Pergunta

I have been searching for proofs that show that $EQ_{CFG}$ is co-Turing-recognizable. When searching for proofs I can only find proofs on the following form:

Construct a TM $M$ which recognizes the complement of $EQ_{CFG}$, M = "On input ⟨G,H⟩":

  1. For each string $x \in \Sigma^*$ in lexicographic order:
  2. Test whether x ∈ L(G) and whether x ∈ L(H), using the algorithm for $A_{CFG}$ .
  3. If one of the tests accepts and the other rejects, accept; otherwise, continue.”

(From: http://cobweb.cs.uga.edu/~potter/theory/6_reducibility.pdf)

Isn't this proof incorrect?

Say that my language is $\Sigma=\{a,b\}$ and that I have $L(G_1) = \{b\}$ and $L(G_2) = {bb}$. $M$ should accept $\langle G_1, G_2\rangle$ since $L(G_1) \neq L(G_2)$. But if we run $M$ with $\langle G_1, G_2\rangle$ the TM will first generate $x=a$, which isn't in either languages so the machine will go back to step 1 and then generate $x=aa$, then $x=aaa$ and so on forever. The machine will never get to $x=b$. Hence, the machine will loop on input that it should accept. Therefore $M$ isn't a Turing recognizer.

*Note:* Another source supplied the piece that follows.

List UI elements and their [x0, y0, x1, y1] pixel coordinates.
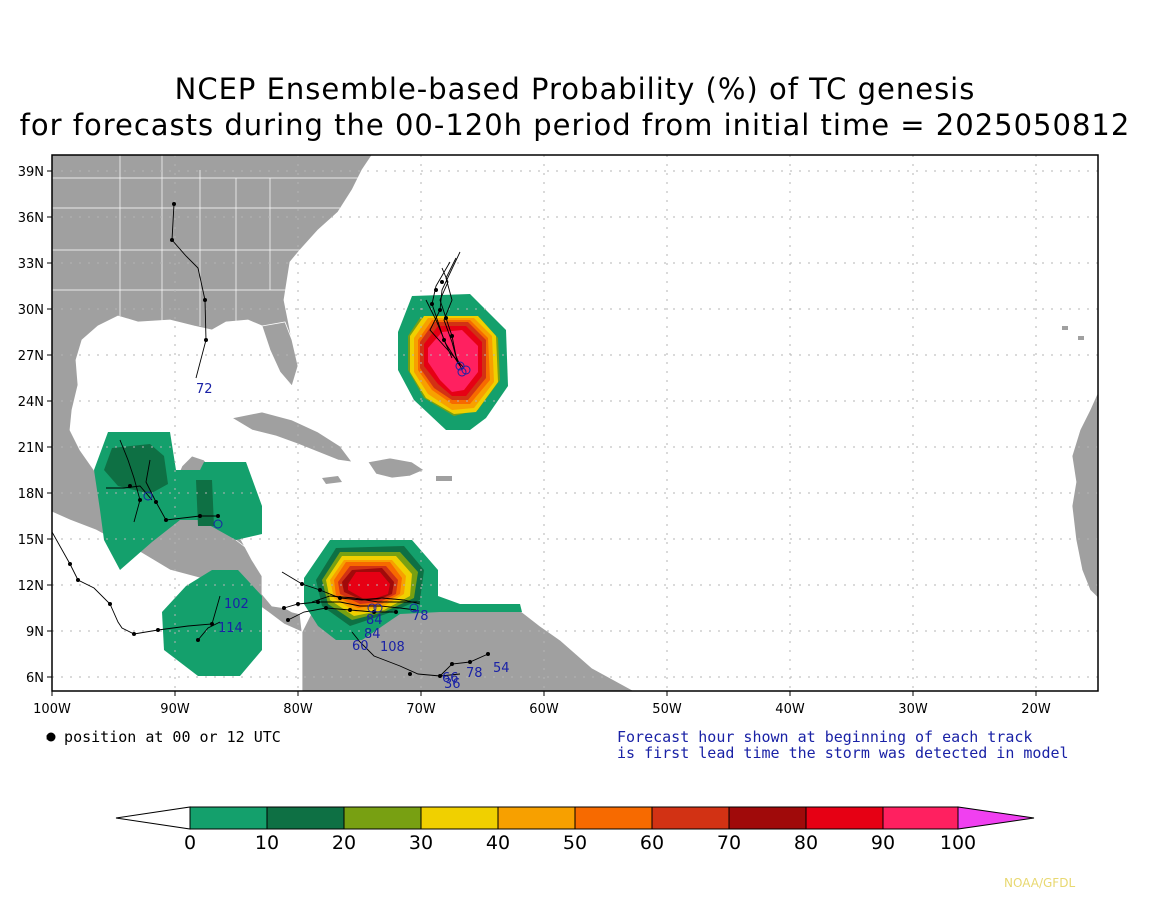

Would the proof be correct if step 1 instead would state "For each string $x \in \Sigma^*$, ordered by increasing size and then lexicographic order:"? This should generate strings in the following order: $x=a$, $x=b$, $x=aa$, $x=ab$, $x=ba$, $x=bb$, $x=aaa$, and so on. So in the case above $M$ would reject when $x=b$.